Lo habré mirado con incredulidad. No pude evitarlo.
- ¿Qué, acaso no me cree?, dijo, venga a mi casa y le mostraré.
- por supuesto que le creo, dije, aunque no lo convencí.
Y comenzó a darme detalles tan realistas de la explosión, de las muertes, los gritos de los heridos, gente deambulando con horrorosas quemaduras, de los incendios, de los olores nauseabundos de los cadáveres en llamas, que me hizo dudar. Se levantó y tomándome del brazo dijo
- Venga, vivimos en el mismo edificio, venga y lo verá usted mismo
Se había puesto de pie y me tomó del brazo para que lo acompañara. Tuve que acompañarlo. Cuando llegamos a su casa, me llamó la atención el completo desorden y el estado de abandono y suciedad del lugar.
- Me llevó al baño y señalando al espejo del botiquín y dijo
- ahí, ahí, mire bien, vaya cambiando el ángulo de visión, porque a veces no se ve nada.
Sólo veía mi imagen reflejada y nada más. Me volví para decirle que no veía nada, cuando de repente y de reojo vislumbré algo increíble: Borges estaba escribiendo uno de sus cuentos. Pude ver que se trataba de Funes el Memorioso. Estaba paralizado por la visión, miraba como hipnotizado mientras Borges escribía: “...más recuerdos tengo yo que los que habrán tenido todos los hombres desde que el mundo es mundo...”.

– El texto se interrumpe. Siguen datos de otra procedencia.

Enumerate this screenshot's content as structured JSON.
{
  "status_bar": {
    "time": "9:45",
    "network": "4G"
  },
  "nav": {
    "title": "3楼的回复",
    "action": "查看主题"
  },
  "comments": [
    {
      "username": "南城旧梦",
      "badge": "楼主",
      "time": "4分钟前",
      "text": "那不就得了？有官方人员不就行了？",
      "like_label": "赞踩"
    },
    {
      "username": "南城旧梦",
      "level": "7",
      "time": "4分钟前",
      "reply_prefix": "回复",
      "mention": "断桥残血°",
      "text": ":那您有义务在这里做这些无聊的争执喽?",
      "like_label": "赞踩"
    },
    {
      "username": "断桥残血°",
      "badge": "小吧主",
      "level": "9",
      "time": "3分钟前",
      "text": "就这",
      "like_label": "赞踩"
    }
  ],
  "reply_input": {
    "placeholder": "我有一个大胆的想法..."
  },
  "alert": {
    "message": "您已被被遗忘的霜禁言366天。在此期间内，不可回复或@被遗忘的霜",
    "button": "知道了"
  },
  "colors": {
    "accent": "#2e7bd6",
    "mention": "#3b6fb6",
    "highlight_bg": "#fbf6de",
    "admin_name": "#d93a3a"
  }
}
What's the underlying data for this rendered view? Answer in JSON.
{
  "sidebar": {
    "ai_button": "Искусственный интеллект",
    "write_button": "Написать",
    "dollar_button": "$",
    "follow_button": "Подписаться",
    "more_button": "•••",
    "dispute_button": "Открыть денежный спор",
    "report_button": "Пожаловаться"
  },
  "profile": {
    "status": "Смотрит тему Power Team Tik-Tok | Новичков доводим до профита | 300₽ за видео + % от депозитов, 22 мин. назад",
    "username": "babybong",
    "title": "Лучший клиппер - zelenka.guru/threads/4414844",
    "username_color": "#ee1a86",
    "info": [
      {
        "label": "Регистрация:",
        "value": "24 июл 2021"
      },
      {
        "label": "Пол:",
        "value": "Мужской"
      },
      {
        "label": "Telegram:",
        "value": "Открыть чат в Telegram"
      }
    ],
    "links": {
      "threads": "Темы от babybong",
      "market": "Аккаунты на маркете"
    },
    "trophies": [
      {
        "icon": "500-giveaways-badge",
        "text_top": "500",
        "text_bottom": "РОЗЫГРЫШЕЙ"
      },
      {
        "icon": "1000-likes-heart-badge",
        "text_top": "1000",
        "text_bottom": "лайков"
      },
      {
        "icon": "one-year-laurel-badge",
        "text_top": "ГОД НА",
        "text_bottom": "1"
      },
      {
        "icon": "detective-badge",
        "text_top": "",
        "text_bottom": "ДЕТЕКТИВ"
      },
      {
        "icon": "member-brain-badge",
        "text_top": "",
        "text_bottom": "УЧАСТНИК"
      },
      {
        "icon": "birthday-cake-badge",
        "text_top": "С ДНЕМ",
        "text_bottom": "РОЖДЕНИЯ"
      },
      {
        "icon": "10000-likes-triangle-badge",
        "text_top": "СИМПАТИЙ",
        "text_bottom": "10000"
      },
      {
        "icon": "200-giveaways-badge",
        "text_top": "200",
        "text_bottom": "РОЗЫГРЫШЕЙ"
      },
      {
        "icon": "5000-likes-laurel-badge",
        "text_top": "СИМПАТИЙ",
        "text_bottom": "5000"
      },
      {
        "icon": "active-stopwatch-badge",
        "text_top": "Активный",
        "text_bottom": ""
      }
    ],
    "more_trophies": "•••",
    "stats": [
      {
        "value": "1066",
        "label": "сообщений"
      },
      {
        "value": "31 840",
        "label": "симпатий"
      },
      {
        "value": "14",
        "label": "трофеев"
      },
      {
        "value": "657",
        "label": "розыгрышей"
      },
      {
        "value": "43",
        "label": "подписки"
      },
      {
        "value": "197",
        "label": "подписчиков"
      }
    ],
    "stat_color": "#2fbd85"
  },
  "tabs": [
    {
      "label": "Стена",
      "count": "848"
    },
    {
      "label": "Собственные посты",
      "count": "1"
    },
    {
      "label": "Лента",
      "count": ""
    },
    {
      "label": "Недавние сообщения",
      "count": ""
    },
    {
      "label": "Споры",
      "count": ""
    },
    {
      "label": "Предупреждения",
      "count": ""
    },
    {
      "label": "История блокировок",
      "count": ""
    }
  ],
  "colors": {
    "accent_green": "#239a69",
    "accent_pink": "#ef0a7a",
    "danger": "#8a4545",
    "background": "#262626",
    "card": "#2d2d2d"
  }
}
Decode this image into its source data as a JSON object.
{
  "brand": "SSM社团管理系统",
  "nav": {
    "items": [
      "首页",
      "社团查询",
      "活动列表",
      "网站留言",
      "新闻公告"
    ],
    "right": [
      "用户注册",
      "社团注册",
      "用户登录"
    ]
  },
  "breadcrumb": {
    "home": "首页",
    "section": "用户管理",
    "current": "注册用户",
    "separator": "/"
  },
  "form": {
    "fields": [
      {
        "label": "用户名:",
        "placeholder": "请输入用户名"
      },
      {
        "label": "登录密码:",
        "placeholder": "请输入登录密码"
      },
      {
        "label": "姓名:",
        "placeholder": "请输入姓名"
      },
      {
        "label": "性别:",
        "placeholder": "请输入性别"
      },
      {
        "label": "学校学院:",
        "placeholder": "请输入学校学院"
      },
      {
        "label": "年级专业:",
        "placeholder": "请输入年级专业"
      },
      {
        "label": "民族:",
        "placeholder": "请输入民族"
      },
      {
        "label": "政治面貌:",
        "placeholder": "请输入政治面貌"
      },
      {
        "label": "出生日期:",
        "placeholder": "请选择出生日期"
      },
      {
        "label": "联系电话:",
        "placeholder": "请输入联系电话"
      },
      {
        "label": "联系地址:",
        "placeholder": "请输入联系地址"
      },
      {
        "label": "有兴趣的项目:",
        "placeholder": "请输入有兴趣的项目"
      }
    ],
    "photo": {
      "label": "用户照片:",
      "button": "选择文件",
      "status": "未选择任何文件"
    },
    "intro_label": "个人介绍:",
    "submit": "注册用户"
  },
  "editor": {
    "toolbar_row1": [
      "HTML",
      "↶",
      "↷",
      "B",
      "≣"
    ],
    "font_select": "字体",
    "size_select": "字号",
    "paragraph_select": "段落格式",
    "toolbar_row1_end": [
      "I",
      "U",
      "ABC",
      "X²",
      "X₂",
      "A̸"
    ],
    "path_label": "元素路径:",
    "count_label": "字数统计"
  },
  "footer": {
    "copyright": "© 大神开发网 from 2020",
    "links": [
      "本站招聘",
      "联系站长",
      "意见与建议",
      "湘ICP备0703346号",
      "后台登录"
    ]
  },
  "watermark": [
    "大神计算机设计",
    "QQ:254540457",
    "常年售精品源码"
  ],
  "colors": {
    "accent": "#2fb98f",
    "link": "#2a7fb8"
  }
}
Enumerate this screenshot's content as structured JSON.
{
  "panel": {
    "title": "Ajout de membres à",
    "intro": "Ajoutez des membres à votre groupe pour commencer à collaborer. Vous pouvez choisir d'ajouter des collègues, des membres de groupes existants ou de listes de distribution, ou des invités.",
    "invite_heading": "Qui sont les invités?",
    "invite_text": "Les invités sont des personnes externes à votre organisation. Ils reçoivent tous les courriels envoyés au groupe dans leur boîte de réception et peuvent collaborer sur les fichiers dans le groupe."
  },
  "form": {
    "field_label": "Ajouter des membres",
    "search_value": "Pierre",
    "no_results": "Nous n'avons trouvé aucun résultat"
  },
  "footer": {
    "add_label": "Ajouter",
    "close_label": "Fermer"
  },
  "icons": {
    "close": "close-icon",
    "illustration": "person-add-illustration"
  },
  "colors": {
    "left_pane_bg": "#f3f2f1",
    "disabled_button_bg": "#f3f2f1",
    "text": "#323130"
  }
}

Retrocedí espantado, sin creer lo que había visto. Era imposible.
Arturo que también lo había visto, salió del baño y se puso a gritar como un loco y a romper todo lo que encontraba a su paso, sillas, muebles, botellas, con tanto estrépito que comenzaron a llegar los vecinos.
Comprendí entonces que estas visiones en el espejo lo habían conducido al alcoholismo y finalmente comenzó a perder la razón. Lo miré y estaba en el living bebiendo grandes tragos de ginebra directamente de la botella.
Miré al espejo nuevamente y después de enfocar la vista en diferentes ángulos, volví a ver a Borges. Escribía. Hasta podía oler la tinta Pelikán de su Parker 51. Por un instante Borges vaciló y presintiendo que alguien lo observaba, levantó la cabeza y nuestros ojos se encontraron. Estaba atónito, igual que yo. Me veía a través del velo de su ceguera incipiente. Se quitó los lentes tratando de ver mejor, o tratando de comprender lo que veía.
Ninguno pudo articular una palabra. Y después de un instante, Borges intentó decirme algo, pero, como ya dije al principio, Arturo fuera de si, entró al baño y dándole un tremendo puñetazo, hizo estallar el espejo en mil pedazos, salpicándome la cara con la sangre que brotó de su mano.
- ¡ese espejo está maldito, dijo, es obra del demonio!
Entonces, sentado en el piso del baño, comencé a sollozar inconsolablemente. Era una pérdida abrumadora, irreparable, definitiva.
Los vecinos contenían a Arturo, tratando de tranquilizarlo.
También había llegado la policía y Arturo les lanzó varias patadas cuando quisieron prenderlo, pero dejó de patear cuando recibió algunos recios bastonazos en las piernas. Lo sacaron esposado. Un policía se acercó y me preguntó que había pasado.
- Arturo -le dije sollozando amargamente- Arturo destruyó de un puñetazo el Aleph, y tal vez ya no haya otro en todo el mundo...¿entiende esta inmensa tragedia?... tal vez el único Aleph en todo el mundo...
El policía, un sargento gordo, me miró con desprecio y ordenó
A este también lo llevamos: está fumado.